Après la sortie médiatique de N’Guessan Kouamé Francis, président de la Mutuelle de développement d’Akawa-Mahounou (MUDAM), dans laquelle il nie toute implication dans une supposée procédure de destitution du chef du village d’Akawa, localité située dans le Canton N’Dranouan de Bouaké,Nanan Moungoh II, chef dudit village est monté au créneau pour situer, selon lui, les responsabilités.
Lors d’un point de presse tenu à son domicile le mardi 12 mai 2026, en présence de sa notabilité, le chef du village a dénoncé ce qu’il qualifie de manœuvres orchestrées contre sa personne. Il accuse directement le président de la mutuelle d’être à l’origine des pressions et menaces qu’il dit subir quotidiennement.
À cette occasion, Nanan Moungoh II a affirmé que les déclarations de N’Guessan Kouamé Francis sont mensongères, soutenant disposer de preuves de son implication dans cette affaire:« J’ai en ma possession une assignation en justice introduite par N’Guessan Kouamé Francis, qui a saisi un huissier afin d’engager une procédure visant à me démettre de mes fonctions. Une lettre a également été déposée au nom de la mutuelle, avec le soutien d’une centaine de personnes. Aujourd’hui, prétendre ne rien savoir de cette affaire est totalement faux. Il est celui qui contribue à me discréditer auprès de la jeunesse du village.
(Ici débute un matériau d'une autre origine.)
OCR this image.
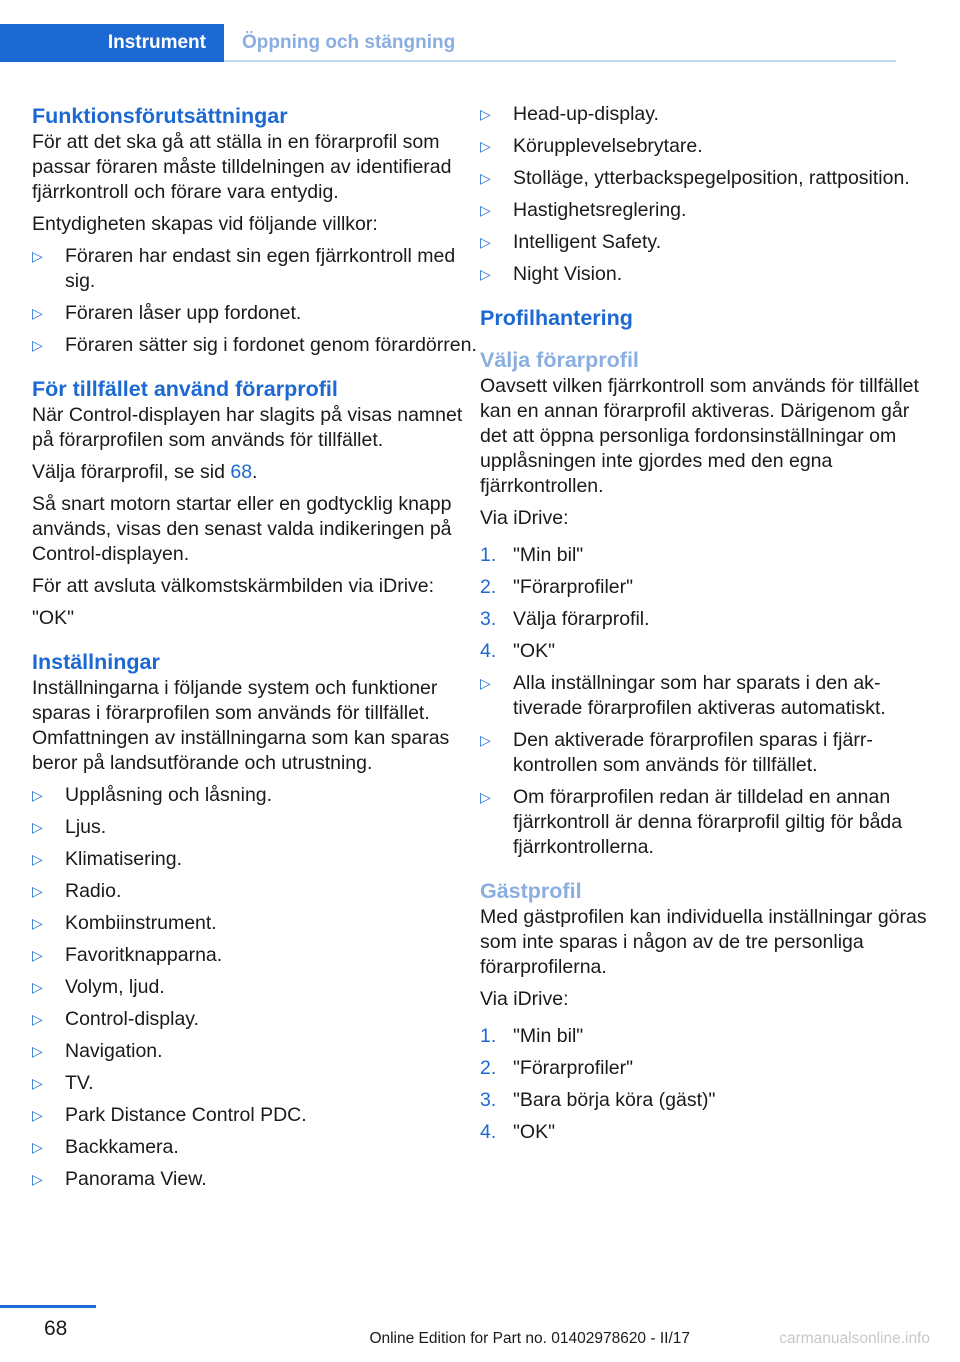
Instrument	Öppning och stängning
Funktionsförutsättningar

För att det ska gå att ställa in en förarprofil som passar föraren måste tilldelningen av identifierad fjärrkontroll och förare vara entydig.

Entydigheten skapas vid följande villkor:

▷ Föraren har endast sin egen fjärrkontroll med sig.
▷ Föraren låser upp fordonet.
▷ Föraren sätter sig i fordonet genom förardörren.
För tillfället använd förarprofil

När Control-displayen har slagits på visas namnet på förarprofilen som används för tillfället.

Välja förarprofil, se sid 68.

Så snart motorn startar eller en godtycklig knapp används, visas den senast valda indikeringen på Control-displayen.

För att avsluta välkomstskärmbilden via iDrive:

"OK"

Inställningar

Inställningarna i följande system och funktioner sparas i förarprofilen som används för tillfället. Omfattningen av inställningarna som kan sparas beror på landsutförande och utrustning.

▷ Upplåsning och låsning.
▷ Ljus.
▷ Klimatisering.
▷ Radio.
▷ Kombiinstrument.
▷ Favoritknapparna.
▷ Volym, ljud.
▷ Control-display.
▷ Navigation.
▷ TV.
▷ Park Distance Control PDC.
▷ Backkamera.
▷ Panorama View.
▷ Head-up-display.
▷ Körupplevelsebrytare.
▷ Stolläge, ytterbackspegelposition, rattposition.
▷ Hastighetsreglering.
▷ Intelligent Safety.
▷ Night Vision.
Profilhantering
Välja förarprofil

Oavsett vilken fjärrkontroll som används för tillfället kan en annan förarprofil aktiveras. Därigenom går det att öppna personliga fordonsinställningar om upplåsningen inte gjordes med den egna fjärrkontrollen.

Via iDrive:

1. "Min bil"
2. "Förarprofiler"
3. Välja förarprofil.
4. "OK"
▷ Alla inställningar som har sparats i den aktiverade förarprofilen aktiveras automatiskt.
▷ Den aktiverade förarprofilen sparas i fjärrkontrollen som används för tillfället.
▷ Om förarprofilen redan är tilldelad en annan fjärrkontroll är denna förarprofil giltig för båda fjärrkontrollerna.
Gästprofil

Med gästprofilen kan individuella inställningar göras som inte sparas i någon av de tre personliga förarprofilerna.

Via iDrive:

1. "Min bil"
2. "Förarprofiler"
3. "Bara börja köra (gäst)"
4. "OK"
68	Online Edition for Part no. 01402978620 - II/17	carmanualsonline.info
On m’accuse notamment de lotissements irréguliers, d’orpaillage illégal et de plusieurs autres faits », a-t-il déclaré.
Poursuivant son intervention, le chef du village estime que les difficultés qu’il traverse seraient motivées par des intérêts liés aux attributs royaux hérités de la reine Abla Pokou, dont son village serait dépositaire:« Toutes les manigances dont je suis victime aujourd’hui s’expliquent par la volonté de certaines personnes de s’emparer de mon trône afin de détourner les attributs de royauté de la reine Abla Pokou que conserve notre village. Plusieurs tentatives ont déjà été menées, sans succès. Aujourd’hui, ils utilisent la mutuelle comme instrument pour tenter de me destituer », a-t-il dénoncé.
Face à cette situation, Nanan Moungoh II a lancé un appel aux autorités administratives afin qu’elles interviennent rapidement pour éviter une escalade des tensions:« J’invite les autorités compétentes à se saisir de ce dossier avant qu’il n’y ait des débordements. Je ne saurais être tenu pour responsable de ce qui pourrait advenir si cette situation perdure », a-t-il averti.
Le chef du village s’est également indigné de la diffusion, sur les antennes de Bouaké FM, d’un communiqué annonçant sa destitution :« Nous étions assis ici lorsque nous avons entendu, lors d’une émission en langue vernaculaire sur Bouaké FM, que je ne suis plus le chef du village d’Akawa. Cette annonce a renforcé les rumeurs et semé la panique au sein de la population. Je tiens donc à rassurer mes administrés : cette information est fausse et je demeure bel et bien le chef du village », a-t-il conclu.